Delays, ATC and strike action, especially in France, has hit the industry hard. Consolidation continues apace with Spain’s Air Nostrum and CityJet the latest to partner. VLM and SkyWork Airlines are no more and Swiss airports Bern and Lugano are actively courting new operators.   Access and capacity are concerns while trade wars and tariff barriers threaten to hurt economic activity, making the overall picture a challenging winter all round.  

ERA will lobby for a comprehensive agreement that includes traffic rights, pilot licences, security agreements, leasing conditions that hopefully mirrors today’s situation as much as possible.”  Aurigny CEO Mark Darby, opined that regional airlines are a revolving door as regards employment. Skilled engineers that could come to us are getting paid better in IT and they don’t have to work outside in the rain.   We are merely flying schools for the big airlines added TUS Airways Michael Weinstein, adding the whole sector is guilty of not investing enough in apprentices. He also shared some frank comments on EU 261, the one ruling the UK CAA has agreed to keep!

At a press briefing Embraer confirmed a previously undisclosed Spanish airline has firmed up an order for five Embraer E2s.   The global tour of its E2 demonstrator in distinctive profit hunter shark livery is moving on to Asia and China. Kazakhstan’s Air Astana accepts its first of five E2s in November.  Embraer didn’t have anything to add regarding its strategic Boeing pairing, but highlighted its own market share has widened to 29% of the single aisle market with 1,400 aircraft in service with 70 airlines from 50 countries.  The E2 is a great choice for existing E190 operators, where the transition training time for pilots is a mere 2.5 days.

Bombardier highlighted its Q400 large turboprop is becoming increasingly popular in higher density spec. ‘Upgauging turboprops’ is how Colin Bole. Head of commercial, describes it, highlighting Spice Jet in India took the aircraft in a 90-seat layout in September. Repeat customer Ethiopian specified 82-seats; Nok Air and PAL 86 seats.

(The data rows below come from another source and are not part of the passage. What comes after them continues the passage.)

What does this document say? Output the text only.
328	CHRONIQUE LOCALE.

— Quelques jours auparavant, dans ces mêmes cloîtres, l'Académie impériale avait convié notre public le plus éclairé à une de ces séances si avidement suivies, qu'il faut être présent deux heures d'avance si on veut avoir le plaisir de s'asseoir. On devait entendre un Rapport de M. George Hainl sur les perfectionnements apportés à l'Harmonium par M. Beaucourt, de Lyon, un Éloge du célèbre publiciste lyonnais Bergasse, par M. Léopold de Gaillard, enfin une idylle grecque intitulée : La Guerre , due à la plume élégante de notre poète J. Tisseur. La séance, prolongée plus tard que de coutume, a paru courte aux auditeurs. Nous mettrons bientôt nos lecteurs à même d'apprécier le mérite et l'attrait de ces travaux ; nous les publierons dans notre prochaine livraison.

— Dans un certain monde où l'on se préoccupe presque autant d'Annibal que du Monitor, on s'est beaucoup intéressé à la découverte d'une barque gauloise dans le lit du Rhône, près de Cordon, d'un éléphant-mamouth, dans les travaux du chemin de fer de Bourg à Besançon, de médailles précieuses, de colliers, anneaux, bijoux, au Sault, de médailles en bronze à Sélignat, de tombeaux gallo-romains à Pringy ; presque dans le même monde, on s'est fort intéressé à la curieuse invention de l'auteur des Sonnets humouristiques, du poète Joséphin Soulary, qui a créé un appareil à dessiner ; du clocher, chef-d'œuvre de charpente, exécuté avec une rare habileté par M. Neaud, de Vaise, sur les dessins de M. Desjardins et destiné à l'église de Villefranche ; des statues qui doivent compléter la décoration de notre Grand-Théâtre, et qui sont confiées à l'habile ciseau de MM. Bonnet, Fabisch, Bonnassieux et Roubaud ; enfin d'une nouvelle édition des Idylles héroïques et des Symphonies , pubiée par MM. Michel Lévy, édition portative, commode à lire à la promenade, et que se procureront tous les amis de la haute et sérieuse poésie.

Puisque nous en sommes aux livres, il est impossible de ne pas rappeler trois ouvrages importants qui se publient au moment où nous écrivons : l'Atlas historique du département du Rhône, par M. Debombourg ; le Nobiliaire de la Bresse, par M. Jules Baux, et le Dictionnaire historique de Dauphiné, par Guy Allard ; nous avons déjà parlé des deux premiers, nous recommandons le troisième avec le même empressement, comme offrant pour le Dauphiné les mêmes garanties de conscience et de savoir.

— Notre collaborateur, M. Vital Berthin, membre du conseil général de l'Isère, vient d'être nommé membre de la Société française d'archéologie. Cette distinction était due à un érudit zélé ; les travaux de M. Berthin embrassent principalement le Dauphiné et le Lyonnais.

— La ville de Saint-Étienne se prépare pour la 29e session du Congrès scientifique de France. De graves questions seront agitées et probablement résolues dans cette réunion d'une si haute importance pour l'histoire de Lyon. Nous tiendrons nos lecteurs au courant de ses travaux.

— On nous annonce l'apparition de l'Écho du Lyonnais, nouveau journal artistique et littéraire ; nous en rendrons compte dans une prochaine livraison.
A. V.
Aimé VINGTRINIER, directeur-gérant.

ACMI and charter is a growing trend with some 46% of its regional jet customers in Europe selecting the aircraft for such missions, said VP Ryan DeBrusk.  Fleet leaders in such a role are SAS, Iberia, Air Nostrum, CityJet and Adria – contributing some 9,000 flights a week, 66% up on flights last year.  

With the average European regional aircraft sized at 80 seats, media attendees wanted to know about future demand for smaller turboprops. Would they build a new smaller aircraft?  Seat mile costs are not so different between 30 to 70 seater but any all-new aircraft will have to take advantage of new technologies – hybrid/electric aircraft, as Siemens are doing in the GA sector. This technology is not expected to filter upwards to regional aircraft under 2030, however.

Loganair is investigating an electric-engined Britten-Norman Islander to replace its aging aircraft on the Orkney routes and has already mooted the idea in Scottish Parliament. A number of embryonic programmes are currently in works at Cranfield, which is leading the way in disruptive technologies in the UK.  The Islander project is being targeted for 2021, Jonathan Hinkles said.

ERA Edinburgh saw the return of Steve Ridolfi, ex-president of Bombardier Commercial Aircraft.  He is back (having been away for 10 years) leading Irish/Canadian regional aircraft leasing company Chorus Aviation Capital. Head of ATR communications David Vargas was absent, having just left for a new role at Airbus and Simon McNamara, after less than a year with Flybe, was in Edinburgh representing IATA.  Mark Dunnachie, most recently CCO of leasing company AerFinn and one time Embraer is ATR’s new head of commercial EMEA.   Lone Koch, daughter of another industry founding father Ingolf Nielsen was in Edinburgh.  She is now CEO of Air Alsie Express, an ATR airline which works in close cooperation with its sister and AOC holder Air Alsie which runs a 22-strong executive aircraft fleet.